Währungen, Geld und digitale Token

Thomas Jordan, Präsident des Direktoriums

Jubiläum 30 Jahre WWZ und VBÖ, Universität Basel, Basel, 05.09.2019

Die Digitalisierung im Finanzsektor und insbesondere Innovationen im Bereich von Währungen und Geld sind für Zentralbanken von grossem Interesse. Digitales "Tokengeld" ist eine solche Innovation. Es ist jüngst, neben Bargeld und Buchgeld, als eine weitere Form von Geld entstanden.

Das heutige Verständnis von digitalem Tokengeld ist wesentlich durch Kryptowährungen wie beispielsweise Bitcoin geprägt worden. Kryptowährungen und darauf basierende digitale Token sind aufgrund ihrer grossen Wertschwankungen als Zahlungs- und Wertaufbewahrungsmittel sowie als Recheneinheit jedoch nur beschränkt nützlich. Krypto-Token haben nicht die Eigenschaften von "gutem" Geld, das sich generell durch Wertstabilität auszeichnet, aber auch durch breite Akzeptanz und die Möglichkeit, damit effizient zahlen zu können. Vor diesem Hintergrund scheint es aus heutiger Sicht unwahrscheinlich, dass Krypto-Token in der Schweiz verbreitet als Geld eingesetzt werden.

Anders könnte es sich mit Stable Coins verhalten. Auch dabei handelt es sich um privat emittierte digitale Token. Stable Coins sind aber so konzipiert, dass sie möglichst geringe Wertschwankungen gegenüber offiziellen Währungen beziehungsweise wertstabilen Anlagen aufweisen sollen. Grundsätzlich haben sie deshalb das Potenzial, als Geld grössere Verbreitung als Krypto-Token zu finden. Daher müssen Stable Coins aus regulatorischer und geldpolitischer Perspektive genau analysiert und eingeordnet werden. Die Messlatte für eine Beurteilung bezüglich Nutzen, Effizienz, Zuverlässigkeit und Sicherheit sind die heutigen Systeme und die bestehende Regulierung für vergleichbare Aktivitäten. Erst der Wettbewerb unter gleichen Bedingungen wird zeigen, ob Stable Coins eine nützliche und effiziente Ergänzung zum heutigen Bar- und Buchgeld sein können.
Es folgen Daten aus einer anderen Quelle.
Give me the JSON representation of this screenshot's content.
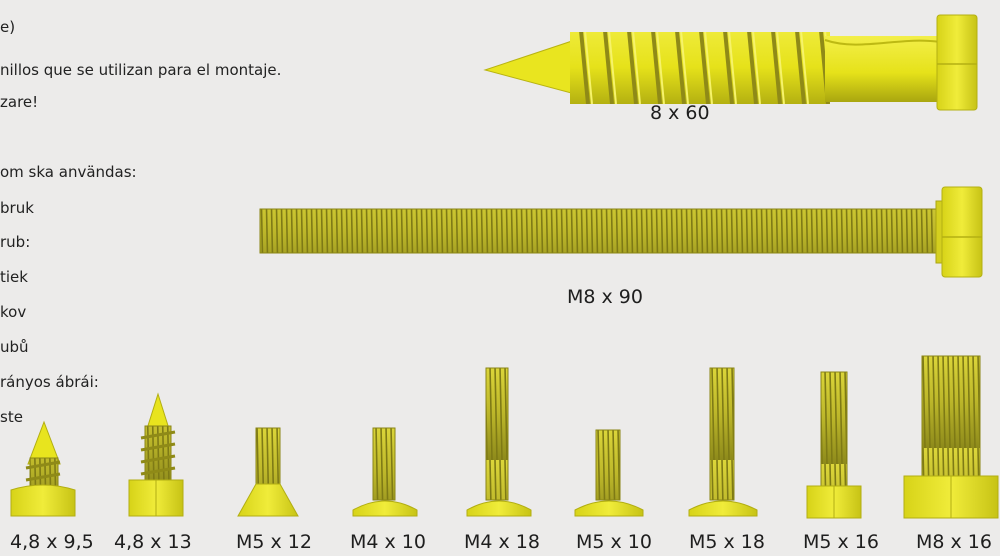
{
  "text_lines": [
    "e)",
    "nillos que se utilizan para el montaje.",
    "zare!",
    "om ska användas:",
    "bruk",
    "rub:",
    "tiek",
    "kov",
    "ubů",
    "rányos ábrái:",
    "ste"
  ],
  "screws": {
    "lag_screw_label": "8 x 60",
    "long_bolt_label": "M8 x 90",
    "small_labels": [
      "4,8 x 9,5",
      "4,8 x 13",
      "M5 x 12",
      "M4 x 10",
      "M4 x 18",
      "M5 x 10",
      "M5 x 18",
      "M5 x 16",
      "M8 x 16"
    ]
  },
  "colors": {
    "background": "#ecebea",
    "screw_yellow": "#e6e21a",
    "screw_shade": "#a9a60f",
    "thread_dark": "#8f8a17",
    "thread_light": "#c8c23a"
  }
}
Neben dem Privatsektor könnten auch staatliche Institutionen wie Zentralbanken digitales Tokengeld emittieren. Grundsätzlich gibt es zwei Einsatzgebiete, die dafür in Frage kommen: Zum einen könnte allen Haushalten und Unternehmen Zugang zu Token gewährt werden. Zum anderen könnten Token nur Geschäftsbanken und anderen Finanzmarktakteuren zur Verfügung gestellt werden, so wie heute die Sichtguthaben bei der Zentralbank.

In der Schweiz wäre ein Zugang zu digitalem Zentralbankgeld für alle Haushalte und Unternehmen, ob in Form von Franken-Token oder von Sichtguthaben, mit Risiken verbunden. Dazu kommt, dass der bargeldlose Zahlungsverkehr in der Schweiz zuverlässig, sicher und effizient ist und ständig weiterentwickelt wird. Die SNB steht deshalb dem Zugang zu digitalem Zentralbankgeld für alle Haushalte und Unternehmen kritisch gegenüber.

Die Einführung eines staatlich emittierten digitalen Tokens allein für Finanzmarktakteure bedarf einer genauen Analyse. Falls sich in der Finanzindustrie die Wertpapier-Token durchsetzen, wird sich die Frage stellen, ob für die neuen Finanzmarktinfrastrukturen auch staatlich emittiertes digitales Tokengeld als Zahlungsmittel nötig sein wird. Die SNB verfolgt die Entwicklungen mit grossem Interesse und beteiligt sich aktiv an den Diskussionen, künftig auch im Rahmen des BIZ-Innovation-Hub.